On 2015-06-14 02:46, Jeff Trawick wrote:
> On Sat, Jun 13, 2015 at 7:42 PM, Yann Ylavic <ylavic....@gmail.com> wrote:
>
>> On Sun, Jun 14, 2015 at 1:18 AM, Jeff Trawick <traw...@gmail.com> wrote:
>>> On Sat, Jun 13, 2015 at 6:06 PM, Yann Ylavic <ylavic....@gmail.com>
>> wrote:
>>>>
>>>> I did not look at pr12355.t and pr43738.t yet, however those passed in
>>>> my tests, so it's probably something different.
>>>
>>>
>>> Just in case it wasn't clear, these aren't regressions.

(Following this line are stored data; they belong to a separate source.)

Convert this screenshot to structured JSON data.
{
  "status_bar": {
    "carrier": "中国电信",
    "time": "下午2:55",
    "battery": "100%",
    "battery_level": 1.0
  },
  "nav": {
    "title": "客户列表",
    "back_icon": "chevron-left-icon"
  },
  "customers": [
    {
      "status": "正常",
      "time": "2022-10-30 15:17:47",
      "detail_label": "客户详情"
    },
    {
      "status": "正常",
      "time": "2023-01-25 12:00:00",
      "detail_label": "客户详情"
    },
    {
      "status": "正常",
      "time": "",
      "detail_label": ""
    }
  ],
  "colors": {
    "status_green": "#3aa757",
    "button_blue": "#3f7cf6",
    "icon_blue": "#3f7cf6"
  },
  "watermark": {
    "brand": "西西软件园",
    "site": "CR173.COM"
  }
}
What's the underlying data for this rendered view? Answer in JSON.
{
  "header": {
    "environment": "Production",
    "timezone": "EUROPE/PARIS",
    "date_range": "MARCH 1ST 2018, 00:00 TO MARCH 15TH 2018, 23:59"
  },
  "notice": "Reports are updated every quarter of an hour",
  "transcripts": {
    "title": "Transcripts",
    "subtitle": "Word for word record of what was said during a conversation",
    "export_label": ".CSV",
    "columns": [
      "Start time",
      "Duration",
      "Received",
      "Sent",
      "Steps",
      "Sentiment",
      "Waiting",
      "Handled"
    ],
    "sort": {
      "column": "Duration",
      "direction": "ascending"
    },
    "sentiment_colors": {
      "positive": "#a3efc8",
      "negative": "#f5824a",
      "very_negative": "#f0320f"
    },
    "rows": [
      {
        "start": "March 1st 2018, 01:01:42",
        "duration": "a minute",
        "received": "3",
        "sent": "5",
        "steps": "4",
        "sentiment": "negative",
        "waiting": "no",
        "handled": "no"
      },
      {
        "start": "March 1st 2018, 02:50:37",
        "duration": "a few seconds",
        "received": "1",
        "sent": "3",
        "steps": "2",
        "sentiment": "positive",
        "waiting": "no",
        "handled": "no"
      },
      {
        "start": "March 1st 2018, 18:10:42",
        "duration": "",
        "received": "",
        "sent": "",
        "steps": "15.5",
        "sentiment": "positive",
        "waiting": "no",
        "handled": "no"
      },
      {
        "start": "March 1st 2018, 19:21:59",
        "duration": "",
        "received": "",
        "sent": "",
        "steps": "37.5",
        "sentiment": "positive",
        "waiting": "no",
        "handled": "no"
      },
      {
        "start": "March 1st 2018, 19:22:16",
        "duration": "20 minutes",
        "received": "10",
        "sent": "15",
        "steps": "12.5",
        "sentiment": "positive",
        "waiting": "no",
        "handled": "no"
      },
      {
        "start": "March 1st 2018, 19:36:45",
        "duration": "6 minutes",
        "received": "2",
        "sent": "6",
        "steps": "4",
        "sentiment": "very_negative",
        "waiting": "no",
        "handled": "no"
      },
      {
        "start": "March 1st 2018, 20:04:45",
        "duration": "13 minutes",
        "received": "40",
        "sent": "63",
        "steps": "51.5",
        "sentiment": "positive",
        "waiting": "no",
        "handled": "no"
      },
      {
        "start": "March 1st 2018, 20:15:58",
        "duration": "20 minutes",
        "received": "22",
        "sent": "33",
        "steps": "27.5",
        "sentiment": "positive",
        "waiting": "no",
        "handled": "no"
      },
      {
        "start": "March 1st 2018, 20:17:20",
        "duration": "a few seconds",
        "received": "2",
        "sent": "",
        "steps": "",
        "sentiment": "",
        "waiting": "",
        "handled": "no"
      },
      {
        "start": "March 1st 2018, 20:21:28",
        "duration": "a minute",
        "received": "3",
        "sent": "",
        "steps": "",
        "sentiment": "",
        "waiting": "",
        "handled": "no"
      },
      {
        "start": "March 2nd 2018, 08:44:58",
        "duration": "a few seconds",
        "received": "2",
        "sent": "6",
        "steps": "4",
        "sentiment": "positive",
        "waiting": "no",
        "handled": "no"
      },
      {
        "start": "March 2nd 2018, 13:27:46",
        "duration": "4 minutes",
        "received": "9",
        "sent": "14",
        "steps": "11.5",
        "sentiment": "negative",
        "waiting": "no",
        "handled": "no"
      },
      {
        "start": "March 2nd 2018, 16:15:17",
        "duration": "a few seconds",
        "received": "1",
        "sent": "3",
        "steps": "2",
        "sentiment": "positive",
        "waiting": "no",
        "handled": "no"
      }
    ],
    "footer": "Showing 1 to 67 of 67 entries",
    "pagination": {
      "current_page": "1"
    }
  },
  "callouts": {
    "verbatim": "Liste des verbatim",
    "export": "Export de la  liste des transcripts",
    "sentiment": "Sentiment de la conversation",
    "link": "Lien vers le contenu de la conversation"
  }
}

I get them with
>>> prior releases on FreeBSD 10.1 also.
>>
>> Ah ok, those are possibly the same as I reported in [1] for the 2.4.13
>> vote (in the Post Scriptum, about latest stable debian 8).
>>
>>>
>>> I don't know if it is the Perl stack or OpenSSL or ??? that results in
>> the
>>> consistent failure. (This FreeBSD has a significantly newer Perl stack
>> from
>>> system packages than CentOS 7.) IIUC, Rainer has been reporting
>>> intermittent failures on various platforms for a while.
>>
>> It seems to be related to latest OpenSSL, maybe RC5 isn't handled anymore?
>>
>
> I just tried on Fedora 22...
>
> For both the Perl interpreter/lib versions and OpenSSL versions, it seems
> to be essentially
>
> CentOS 7 < FreeBSD 10.1 < Fedora 22
>
> and the one in the middle is the only one where I see the issue.
>
> The CentOS and Fedora builds of OpenSSL are FIPS-enabled; I don't know how
> that affects the enabled ciphers.
>
>From OpenSSL CHANGES (happed already with 0.9.7i in 2005)
The patented RC5 and MDC2 algorithms will now be disabled unless
"enable-rc5" and "enable-mdc2", respectively, are specified.
And from src/crypto/openssl/Makefile
OPTIONS= ... no-md2 no-rc5 ...
OpenSSL is build in FreeBSD base with
... -DOPENSSL_NO_DEPRECATED -DOPENSSL_NO_MD2 -DOPENSSL_NO_RC5 ...
So is assume tests for RC5 and MD2 will always fail.